Fosdick-Nelson Gallery hosting 'Painting As Is'
Alfred University’s Fosdick-Nelson Gallery will host an exhibition, Painting as Is, opening Friday, Jan. 31, and remaining on view through Feb. 25.
ALFRED, NY – Alfred University’s Fosdick-Nelson Gallery will host an exhibition, Painting as Is, opening Friday, Jan. 31, and remaining on view through Feb. 25.
The exhibition is curated by Heidi Hahn, assistant professor of painting, Alfred University School of Art and Design, and Tim Wilson, a painter who has artwork included in the exhibition. Most of the participating artists currently live and work in Brooklyn and or New York City and graduated from top MFA programs such as Yale, Columbia and School of the Art Institute of Chicago.
An opening reception will be held in the Fosdick-Nelson gallery from 6-8 p.m. Friday, Jan. 31.
Artists with work in the exhibition are: Beverly Acha, Julia Benjamin, Henry Chapman, Adam Henry, Dana Lok, Stephanie McMahon (professor of painting, School of Art and Design, Alfred University), James Miller, Bridget Mullen, Alice Tippit, Owen Westberg, Roger White, and Tim Wilson.
Full curators’ statement, Painting as Is:
“This show brings together a group of artists with a keen interest in the blunt facts of painting. Facts, that when deployed, demonstrate a wide range of pictorial languages that stretch across and live within abstraction and representation. The paintings in this show perform a kind of formal call-and-response that is tethered to painting’s rich history but also give rise to each artist’s unique voice.
“The structure and fluidity of painting is palpable in these works, opposing attempts at covering their tracks in service of image or idea. Yet ideas, images, and the mystery of their making abound. No matter the application, whether poured, sprayed, brushed, scraped, or glued, these artists navigate their own systems of materiality in confident and pragmatic ways. Historical influence and painted surface are baked together like glaze on ceramic tiles.

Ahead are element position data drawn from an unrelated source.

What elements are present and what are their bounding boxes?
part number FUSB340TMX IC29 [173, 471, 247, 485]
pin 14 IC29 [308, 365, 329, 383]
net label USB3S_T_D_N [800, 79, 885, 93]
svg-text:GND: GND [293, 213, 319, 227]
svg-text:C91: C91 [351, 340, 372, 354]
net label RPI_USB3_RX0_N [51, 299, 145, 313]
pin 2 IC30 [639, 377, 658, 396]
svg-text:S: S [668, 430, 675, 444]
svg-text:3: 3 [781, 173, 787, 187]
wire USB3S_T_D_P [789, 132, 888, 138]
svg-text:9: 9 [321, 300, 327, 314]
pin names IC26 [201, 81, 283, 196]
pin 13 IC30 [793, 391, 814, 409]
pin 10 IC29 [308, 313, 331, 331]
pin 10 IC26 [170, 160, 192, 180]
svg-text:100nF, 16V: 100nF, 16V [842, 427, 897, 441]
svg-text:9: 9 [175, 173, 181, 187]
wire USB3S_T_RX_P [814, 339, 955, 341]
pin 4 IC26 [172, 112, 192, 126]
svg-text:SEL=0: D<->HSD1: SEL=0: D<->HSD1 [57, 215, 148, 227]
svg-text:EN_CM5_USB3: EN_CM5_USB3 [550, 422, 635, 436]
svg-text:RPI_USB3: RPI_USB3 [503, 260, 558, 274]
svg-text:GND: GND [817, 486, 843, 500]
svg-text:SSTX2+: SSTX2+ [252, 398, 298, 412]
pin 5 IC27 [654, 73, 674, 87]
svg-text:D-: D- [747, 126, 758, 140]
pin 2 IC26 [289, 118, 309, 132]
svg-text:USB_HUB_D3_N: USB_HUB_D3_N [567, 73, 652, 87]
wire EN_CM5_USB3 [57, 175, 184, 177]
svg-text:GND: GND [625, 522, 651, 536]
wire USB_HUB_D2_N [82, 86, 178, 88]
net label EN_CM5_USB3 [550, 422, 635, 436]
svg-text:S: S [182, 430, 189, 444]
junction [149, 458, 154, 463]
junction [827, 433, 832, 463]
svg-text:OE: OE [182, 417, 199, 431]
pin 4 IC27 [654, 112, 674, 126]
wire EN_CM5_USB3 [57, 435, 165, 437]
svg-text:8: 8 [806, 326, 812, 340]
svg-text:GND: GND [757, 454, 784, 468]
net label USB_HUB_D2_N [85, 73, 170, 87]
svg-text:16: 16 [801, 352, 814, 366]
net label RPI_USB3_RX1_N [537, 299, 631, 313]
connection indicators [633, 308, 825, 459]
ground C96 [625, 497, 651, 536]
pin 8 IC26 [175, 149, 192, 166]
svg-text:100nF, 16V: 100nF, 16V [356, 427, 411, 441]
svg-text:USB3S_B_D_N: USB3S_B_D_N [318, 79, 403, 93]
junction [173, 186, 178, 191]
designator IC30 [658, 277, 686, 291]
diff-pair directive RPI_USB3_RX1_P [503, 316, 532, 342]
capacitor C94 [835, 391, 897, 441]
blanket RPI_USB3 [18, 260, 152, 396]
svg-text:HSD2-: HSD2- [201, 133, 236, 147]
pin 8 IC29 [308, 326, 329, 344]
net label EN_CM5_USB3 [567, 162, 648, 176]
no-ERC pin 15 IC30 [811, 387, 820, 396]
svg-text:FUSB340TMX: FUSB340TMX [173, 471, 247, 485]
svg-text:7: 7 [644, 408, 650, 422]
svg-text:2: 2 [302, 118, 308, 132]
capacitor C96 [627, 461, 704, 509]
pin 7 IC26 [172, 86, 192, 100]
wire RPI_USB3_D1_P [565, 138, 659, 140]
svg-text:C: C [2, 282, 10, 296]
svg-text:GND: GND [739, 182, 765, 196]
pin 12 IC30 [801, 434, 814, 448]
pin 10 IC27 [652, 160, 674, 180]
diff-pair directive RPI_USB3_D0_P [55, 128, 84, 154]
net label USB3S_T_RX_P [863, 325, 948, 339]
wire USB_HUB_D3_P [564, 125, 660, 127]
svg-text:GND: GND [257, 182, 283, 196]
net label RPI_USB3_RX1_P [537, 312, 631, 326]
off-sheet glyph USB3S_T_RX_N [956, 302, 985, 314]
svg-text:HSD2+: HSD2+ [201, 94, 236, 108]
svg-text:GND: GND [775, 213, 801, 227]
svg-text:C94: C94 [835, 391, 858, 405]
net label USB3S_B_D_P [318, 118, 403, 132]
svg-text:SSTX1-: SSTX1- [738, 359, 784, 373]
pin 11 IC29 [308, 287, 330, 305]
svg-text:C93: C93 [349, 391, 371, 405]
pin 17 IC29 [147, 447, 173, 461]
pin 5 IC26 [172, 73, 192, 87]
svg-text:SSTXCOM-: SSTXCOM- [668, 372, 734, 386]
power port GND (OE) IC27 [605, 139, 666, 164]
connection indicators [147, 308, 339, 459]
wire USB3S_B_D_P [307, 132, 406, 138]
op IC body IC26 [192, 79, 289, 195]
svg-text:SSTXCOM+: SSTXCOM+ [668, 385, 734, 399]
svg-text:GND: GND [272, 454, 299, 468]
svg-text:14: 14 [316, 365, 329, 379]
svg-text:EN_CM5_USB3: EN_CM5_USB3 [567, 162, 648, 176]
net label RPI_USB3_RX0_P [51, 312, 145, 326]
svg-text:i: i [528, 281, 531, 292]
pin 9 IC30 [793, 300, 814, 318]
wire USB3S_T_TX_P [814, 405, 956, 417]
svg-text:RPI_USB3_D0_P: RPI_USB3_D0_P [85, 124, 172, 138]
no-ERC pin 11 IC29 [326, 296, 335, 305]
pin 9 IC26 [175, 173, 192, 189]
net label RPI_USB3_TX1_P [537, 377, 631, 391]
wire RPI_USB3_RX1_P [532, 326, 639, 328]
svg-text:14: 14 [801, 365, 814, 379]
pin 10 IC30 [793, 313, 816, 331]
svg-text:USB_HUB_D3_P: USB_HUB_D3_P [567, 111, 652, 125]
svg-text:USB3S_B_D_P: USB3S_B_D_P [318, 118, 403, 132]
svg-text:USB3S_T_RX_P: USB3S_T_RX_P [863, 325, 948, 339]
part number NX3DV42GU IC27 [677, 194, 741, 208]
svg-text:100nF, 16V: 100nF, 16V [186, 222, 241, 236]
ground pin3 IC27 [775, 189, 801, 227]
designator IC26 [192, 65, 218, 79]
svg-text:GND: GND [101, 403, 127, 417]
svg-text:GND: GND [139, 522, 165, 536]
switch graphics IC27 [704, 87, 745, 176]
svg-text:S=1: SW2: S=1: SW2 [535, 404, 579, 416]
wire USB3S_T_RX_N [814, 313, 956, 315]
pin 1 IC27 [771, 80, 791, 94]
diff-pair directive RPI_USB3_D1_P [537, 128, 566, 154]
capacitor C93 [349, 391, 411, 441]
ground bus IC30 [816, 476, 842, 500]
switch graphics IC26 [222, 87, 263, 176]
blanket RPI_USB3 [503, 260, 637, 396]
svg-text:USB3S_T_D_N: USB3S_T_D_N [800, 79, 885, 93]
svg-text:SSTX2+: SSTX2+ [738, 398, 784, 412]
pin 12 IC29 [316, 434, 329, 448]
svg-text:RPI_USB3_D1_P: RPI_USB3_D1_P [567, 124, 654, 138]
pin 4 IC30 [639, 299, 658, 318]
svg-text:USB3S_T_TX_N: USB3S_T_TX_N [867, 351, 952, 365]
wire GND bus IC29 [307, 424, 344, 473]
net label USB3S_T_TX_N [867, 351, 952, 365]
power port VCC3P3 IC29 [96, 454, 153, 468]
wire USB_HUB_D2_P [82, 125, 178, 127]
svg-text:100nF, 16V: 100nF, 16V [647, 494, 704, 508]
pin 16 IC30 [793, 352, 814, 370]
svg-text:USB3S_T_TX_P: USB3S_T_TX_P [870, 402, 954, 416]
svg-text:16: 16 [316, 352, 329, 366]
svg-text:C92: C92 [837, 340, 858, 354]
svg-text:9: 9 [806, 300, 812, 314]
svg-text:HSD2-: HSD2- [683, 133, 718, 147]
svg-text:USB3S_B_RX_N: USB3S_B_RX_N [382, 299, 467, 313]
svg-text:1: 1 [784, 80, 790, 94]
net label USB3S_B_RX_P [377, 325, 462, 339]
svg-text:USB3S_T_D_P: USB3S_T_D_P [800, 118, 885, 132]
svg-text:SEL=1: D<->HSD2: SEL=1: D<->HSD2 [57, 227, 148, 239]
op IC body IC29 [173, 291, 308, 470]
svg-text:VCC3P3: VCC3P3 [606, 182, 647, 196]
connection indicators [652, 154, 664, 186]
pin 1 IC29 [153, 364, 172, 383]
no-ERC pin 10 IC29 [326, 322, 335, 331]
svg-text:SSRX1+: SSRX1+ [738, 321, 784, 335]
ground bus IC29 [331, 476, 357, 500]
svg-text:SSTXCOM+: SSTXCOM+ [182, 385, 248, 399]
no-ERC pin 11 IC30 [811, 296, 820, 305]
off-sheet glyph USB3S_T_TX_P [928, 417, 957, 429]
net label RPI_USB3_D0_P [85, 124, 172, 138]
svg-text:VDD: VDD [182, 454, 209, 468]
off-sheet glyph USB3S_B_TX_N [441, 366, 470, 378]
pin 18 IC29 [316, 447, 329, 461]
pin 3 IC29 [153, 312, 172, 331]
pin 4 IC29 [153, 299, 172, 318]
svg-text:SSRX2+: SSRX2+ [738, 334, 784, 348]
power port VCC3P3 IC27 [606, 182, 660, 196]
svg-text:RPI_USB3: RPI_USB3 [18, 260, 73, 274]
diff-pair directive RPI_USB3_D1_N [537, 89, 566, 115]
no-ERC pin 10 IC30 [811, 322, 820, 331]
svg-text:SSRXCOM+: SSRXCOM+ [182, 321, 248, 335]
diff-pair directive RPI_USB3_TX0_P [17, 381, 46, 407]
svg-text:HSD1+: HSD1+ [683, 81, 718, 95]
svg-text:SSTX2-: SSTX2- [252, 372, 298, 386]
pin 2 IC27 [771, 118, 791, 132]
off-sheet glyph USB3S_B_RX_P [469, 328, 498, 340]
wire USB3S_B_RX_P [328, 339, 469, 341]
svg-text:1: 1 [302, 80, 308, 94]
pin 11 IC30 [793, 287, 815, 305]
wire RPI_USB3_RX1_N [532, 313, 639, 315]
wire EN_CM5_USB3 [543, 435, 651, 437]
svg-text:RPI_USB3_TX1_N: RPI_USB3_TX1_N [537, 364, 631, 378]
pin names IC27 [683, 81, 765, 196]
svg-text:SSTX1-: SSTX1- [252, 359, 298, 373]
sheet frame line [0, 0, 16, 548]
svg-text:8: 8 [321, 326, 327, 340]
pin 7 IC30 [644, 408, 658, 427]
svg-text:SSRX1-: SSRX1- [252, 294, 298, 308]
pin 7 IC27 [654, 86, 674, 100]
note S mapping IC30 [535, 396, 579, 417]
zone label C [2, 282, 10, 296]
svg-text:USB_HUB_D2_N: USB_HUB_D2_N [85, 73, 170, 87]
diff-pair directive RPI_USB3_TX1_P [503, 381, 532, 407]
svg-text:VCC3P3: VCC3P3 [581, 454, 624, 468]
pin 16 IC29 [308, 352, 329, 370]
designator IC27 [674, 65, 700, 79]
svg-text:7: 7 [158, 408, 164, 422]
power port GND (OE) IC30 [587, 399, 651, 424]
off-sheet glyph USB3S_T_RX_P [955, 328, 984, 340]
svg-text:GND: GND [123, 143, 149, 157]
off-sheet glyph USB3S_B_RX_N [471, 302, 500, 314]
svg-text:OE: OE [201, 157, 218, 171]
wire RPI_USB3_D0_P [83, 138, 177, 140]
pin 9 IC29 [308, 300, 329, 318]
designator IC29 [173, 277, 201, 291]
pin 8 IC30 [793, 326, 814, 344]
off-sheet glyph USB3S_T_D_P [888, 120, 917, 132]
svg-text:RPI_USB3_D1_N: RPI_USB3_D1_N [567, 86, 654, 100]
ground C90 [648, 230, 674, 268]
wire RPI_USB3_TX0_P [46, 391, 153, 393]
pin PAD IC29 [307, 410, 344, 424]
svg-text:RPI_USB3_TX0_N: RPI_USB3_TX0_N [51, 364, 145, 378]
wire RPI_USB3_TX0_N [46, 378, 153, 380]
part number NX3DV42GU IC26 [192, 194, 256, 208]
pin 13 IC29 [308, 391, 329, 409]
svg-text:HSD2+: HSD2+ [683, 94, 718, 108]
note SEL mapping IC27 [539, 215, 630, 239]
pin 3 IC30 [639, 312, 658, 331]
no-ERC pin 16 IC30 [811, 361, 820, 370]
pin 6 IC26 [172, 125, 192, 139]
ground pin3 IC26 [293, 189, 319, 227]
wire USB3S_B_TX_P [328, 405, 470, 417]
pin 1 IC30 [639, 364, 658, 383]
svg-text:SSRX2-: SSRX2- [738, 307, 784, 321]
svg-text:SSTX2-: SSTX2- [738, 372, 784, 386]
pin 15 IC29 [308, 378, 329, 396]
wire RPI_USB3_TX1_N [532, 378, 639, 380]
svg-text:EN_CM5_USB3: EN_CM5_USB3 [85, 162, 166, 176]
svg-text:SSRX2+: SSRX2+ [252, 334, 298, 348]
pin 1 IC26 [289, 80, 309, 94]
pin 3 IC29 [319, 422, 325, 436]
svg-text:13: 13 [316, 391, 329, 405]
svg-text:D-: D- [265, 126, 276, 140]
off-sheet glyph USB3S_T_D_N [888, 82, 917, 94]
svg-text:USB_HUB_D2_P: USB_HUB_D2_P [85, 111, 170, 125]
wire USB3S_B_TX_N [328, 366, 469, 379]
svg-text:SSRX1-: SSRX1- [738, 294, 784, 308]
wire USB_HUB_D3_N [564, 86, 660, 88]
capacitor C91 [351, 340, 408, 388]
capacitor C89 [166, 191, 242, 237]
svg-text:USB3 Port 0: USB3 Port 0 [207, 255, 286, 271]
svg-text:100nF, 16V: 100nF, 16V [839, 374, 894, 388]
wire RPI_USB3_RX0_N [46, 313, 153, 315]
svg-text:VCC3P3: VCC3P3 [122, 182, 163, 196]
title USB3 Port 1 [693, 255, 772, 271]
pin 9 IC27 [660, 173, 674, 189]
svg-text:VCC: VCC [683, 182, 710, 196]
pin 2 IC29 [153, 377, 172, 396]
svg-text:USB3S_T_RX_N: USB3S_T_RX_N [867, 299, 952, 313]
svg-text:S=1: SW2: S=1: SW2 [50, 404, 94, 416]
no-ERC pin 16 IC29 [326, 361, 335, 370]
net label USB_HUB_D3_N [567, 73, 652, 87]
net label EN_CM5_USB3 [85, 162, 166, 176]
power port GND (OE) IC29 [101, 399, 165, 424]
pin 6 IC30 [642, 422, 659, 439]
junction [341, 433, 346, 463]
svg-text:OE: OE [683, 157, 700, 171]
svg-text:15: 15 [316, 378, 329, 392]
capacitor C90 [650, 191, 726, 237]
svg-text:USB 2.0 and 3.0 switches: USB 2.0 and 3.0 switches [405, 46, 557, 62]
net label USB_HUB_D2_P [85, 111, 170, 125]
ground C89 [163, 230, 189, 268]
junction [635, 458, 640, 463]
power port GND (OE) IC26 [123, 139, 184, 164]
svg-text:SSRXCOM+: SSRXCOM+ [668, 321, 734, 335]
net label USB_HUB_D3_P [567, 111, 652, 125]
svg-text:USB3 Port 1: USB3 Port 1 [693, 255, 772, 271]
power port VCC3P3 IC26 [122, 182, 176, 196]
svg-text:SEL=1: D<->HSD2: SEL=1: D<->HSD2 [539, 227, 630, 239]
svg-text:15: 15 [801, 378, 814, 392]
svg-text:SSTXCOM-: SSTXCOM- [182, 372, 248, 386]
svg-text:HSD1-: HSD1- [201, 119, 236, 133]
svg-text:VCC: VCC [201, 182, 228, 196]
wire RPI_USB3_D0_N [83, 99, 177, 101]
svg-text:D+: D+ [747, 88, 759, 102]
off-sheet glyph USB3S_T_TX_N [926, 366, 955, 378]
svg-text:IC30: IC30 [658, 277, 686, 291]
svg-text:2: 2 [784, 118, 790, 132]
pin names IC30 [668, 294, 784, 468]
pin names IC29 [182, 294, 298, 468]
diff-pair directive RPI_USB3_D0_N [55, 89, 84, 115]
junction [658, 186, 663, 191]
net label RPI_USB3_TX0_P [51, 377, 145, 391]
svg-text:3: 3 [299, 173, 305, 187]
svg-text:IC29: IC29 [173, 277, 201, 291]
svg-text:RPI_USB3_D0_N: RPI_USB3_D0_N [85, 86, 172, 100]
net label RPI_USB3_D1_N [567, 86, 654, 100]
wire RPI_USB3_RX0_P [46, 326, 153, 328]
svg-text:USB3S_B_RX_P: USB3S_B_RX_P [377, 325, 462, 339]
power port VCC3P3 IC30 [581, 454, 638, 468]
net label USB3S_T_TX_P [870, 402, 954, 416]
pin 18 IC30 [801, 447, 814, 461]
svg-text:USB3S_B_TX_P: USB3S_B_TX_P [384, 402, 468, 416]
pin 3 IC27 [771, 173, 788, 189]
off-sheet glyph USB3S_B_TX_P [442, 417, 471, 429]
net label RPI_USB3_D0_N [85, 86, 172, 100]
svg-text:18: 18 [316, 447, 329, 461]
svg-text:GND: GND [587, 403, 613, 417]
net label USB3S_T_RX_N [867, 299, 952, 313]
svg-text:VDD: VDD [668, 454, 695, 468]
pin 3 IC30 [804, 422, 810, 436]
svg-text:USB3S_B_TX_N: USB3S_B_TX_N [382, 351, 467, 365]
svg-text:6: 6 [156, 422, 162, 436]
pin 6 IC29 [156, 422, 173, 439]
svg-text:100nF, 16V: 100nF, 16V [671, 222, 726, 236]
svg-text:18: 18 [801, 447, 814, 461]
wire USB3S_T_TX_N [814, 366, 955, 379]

“In these works, we ostensibly see color and form, the accumulation of flat marks that register as images of a recognizable world: measured shapes of color evoke objects, arabesque forms hold together the picture plane, and observations tempered by a delicate touch seemingly convey recollections of a fleeting moment. However, these readings, like much of our understanding of the perceptual world, are conjectures that serve as evidence of the porous threshold through which inert materials pass into thought.”